Stack alignment question

[tom1000000]

Hi,

This is probably bit of a stupid question but:

For x86 the stack is 32bit aligned. When you compile a C application local function variables are placed on the stack. What happens if the local variable is say 8 bytes? Does the compiler (GCC for example) ensure that the 8byte variable is naturally aligned? Or does GCC just put the variable on the stack unaligned.

example code:

int foo(int input)
{
int testVal;
long long testVal2; //Is this how to declare a 64bit int?
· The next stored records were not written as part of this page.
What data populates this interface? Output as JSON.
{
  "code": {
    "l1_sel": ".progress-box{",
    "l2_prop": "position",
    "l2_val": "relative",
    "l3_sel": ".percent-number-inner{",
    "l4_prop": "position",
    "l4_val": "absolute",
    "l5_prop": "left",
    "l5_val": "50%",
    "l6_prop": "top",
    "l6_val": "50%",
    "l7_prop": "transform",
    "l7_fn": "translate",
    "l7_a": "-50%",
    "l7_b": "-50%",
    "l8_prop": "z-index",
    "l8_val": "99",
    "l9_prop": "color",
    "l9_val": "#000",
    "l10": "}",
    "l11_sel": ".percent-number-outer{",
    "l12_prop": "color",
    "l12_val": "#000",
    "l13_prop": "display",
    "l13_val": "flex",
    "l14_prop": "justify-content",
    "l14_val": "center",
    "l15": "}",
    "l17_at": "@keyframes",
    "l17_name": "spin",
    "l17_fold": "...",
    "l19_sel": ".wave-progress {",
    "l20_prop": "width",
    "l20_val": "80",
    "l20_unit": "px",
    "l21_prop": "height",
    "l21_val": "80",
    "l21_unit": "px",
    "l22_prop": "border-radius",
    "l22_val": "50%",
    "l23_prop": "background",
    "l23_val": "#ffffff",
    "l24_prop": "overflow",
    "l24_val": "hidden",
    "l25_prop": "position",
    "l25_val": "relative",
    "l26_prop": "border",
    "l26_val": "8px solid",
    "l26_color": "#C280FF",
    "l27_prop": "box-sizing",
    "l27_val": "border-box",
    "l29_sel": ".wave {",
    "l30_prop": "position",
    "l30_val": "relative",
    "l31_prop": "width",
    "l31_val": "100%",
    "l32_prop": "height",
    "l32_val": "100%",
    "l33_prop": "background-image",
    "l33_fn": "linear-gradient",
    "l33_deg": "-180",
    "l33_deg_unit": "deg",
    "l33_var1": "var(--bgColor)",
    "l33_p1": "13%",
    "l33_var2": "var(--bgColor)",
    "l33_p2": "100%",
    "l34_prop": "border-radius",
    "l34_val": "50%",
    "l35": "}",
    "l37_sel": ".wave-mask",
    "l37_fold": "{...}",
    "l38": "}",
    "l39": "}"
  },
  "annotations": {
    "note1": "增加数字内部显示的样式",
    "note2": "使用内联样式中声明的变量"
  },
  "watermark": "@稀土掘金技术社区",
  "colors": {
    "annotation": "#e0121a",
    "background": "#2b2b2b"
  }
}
//Yes I know this is a stupid function
testVal = input;
testVal2 = (long long)testVal;

return (int)testVal2;
}


Does GCC ensure testVal2 is aligned to 8 bytes, or could it possibly be misaligned at an address which is an odd multiple of 4?

[Pype.Clicker]

maybe the best way to know is to disassemble the GCC-produced code ... but i wouldn't be surprised if GCC was even trying to have the stackframe starting at a 32-bytes boundary so that it is aligned on a cache line boundary ...

there are some "sub esp, ..." that are still weird for me ...

[Peter_Vigren]

What is the alignment good for? Does it go faster with it? Does an error occur otherwise? I've never understood that part really...

[Tim]

Yes, aligned memory is faster to access. On RISC architectures, unaligned memory accesses actually generate an exception; operating systems for RISC machines handle this by doing the memory access in two halves.

On the x86 the CPU takes care of this, but unaligned memory accesses still require two accesses to the memory where only one is needed. Luckily the compiler keeps everything aligned by default.